Three California women and the Service Employees International Union California State Council filed a class-action lawsuit on Wednesday that accuses the state’s workers’ compensation system of explicit and unfair gender bias.
The suit, Page et al. v. Parisotto et al., focuses on two aspects of the California workers’ compensation program, which provides financial and medical compensation to workers who are injured on the job, including temporary and permanent benefits for employees suffering from a work-related disability and who are in need of medical care.
The suit alleges that women workers are routinely awarded smaller disability payments than men for permanent work related disabilities as a result of program policies that essentially treat being a woman as a pre-existing medical condition. In part, the complaint reads “California’s system of workers’ compensation perpetuates the type of overt sex discrimination that is a relic of a past era….It deprives women workers of fair compensation on the basis of stereotypes about gender and women’s reproductive biology.”
One of the plaintiffs in the case developed nerve damage and carpal tunnel syndrome, which causes chronic pain in the arms and hands, as a result of her job at a telecommunications company. She was awarded permanent disability benefits from the state, but they were less than what a man in her position would have received because the medical professional who examined her concluded that 20% of her disability could be attributed to “non-industrial factors,” such as the fact that carpal tunnel syndrome is common in women of her age. Another plaintiff who was also diagnosed with carpal tunnel alleges that a medical examiner attributed her symptoms to her recent pregnancy and the fact that she was breast-feeding, even though the symptoms started before she became pregnant.

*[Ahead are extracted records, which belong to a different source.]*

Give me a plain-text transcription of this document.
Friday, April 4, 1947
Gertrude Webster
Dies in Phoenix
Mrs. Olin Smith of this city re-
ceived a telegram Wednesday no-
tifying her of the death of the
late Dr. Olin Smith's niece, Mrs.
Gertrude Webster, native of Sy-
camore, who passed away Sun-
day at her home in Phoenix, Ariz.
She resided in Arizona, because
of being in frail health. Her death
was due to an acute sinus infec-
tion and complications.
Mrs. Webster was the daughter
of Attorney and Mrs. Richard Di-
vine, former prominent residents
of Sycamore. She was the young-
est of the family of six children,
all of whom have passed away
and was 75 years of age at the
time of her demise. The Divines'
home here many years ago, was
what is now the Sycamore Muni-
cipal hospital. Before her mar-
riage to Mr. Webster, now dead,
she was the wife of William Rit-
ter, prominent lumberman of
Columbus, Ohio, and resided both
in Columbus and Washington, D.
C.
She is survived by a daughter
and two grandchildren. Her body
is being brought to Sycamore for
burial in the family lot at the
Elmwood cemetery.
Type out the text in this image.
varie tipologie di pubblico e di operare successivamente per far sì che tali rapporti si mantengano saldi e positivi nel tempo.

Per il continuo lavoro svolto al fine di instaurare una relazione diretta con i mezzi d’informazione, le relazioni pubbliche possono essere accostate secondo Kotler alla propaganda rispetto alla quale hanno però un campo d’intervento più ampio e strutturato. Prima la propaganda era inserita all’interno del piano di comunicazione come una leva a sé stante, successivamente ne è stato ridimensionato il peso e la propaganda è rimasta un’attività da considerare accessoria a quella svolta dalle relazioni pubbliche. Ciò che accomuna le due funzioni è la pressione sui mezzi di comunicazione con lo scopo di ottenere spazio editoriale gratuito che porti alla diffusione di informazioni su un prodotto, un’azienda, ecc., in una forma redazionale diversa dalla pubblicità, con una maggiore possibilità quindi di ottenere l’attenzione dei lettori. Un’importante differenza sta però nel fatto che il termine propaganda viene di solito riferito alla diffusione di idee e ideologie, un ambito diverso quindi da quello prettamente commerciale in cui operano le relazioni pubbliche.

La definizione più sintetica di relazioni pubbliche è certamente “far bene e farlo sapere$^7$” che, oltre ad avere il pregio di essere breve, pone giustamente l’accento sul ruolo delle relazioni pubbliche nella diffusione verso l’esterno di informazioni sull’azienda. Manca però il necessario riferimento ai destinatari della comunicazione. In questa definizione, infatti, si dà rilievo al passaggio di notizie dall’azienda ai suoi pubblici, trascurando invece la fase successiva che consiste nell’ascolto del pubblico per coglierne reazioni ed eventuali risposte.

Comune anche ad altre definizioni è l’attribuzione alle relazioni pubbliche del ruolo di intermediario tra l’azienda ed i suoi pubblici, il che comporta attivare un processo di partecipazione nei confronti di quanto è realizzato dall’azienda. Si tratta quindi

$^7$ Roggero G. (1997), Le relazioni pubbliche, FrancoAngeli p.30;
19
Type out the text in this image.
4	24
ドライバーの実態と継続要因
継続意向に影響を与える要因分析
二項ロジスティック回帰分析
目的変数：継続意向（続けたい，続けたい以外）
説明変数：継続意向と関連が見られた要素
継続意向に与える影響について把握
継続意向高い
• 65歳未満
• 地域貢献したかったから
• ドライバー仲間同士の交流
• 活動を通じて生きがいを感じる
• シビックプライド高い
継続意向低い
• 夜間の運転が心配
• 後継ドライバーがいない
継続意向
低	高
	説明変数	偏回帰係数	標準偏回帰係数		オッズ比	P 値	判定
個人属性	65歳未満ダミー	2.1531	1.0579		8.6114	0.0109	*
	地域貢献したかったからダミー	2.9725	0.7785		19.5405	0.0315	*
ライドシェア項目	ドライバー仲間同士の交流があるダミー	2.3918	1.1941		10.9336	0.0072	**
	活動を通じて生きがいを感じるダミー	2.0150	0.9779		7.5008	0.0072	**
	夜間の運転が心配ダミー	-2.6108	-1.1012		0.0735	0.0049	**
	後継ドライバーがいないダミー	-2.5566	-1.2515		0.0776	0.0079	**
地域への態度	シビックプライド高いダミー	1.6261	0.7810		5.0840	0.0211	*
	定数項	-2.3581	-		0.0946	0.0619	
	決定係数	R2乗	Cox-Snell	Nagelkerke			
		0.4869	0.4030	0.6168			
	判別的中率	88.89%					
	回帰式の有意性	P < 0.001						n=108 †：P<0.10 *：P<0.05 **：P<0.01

The second aspect of the case concerns the state’s refusal to consider the loss of a breast for a woman over child-bearing age after a mastectomy to be a permanent disability worthy of compensation. Men of any age who require prostate removal surgery as a result of work-related prostate cancer are awarded $2500 in compensation.
The suit aptly states that by condoning this sexist system, “the State of California sends a clear message that women’s work is worth less.” The lawsuit accuses the workers’ compensation system of violating the Equal Protections clause of the Fourteenth Amendment and is the first of its kind in the nation.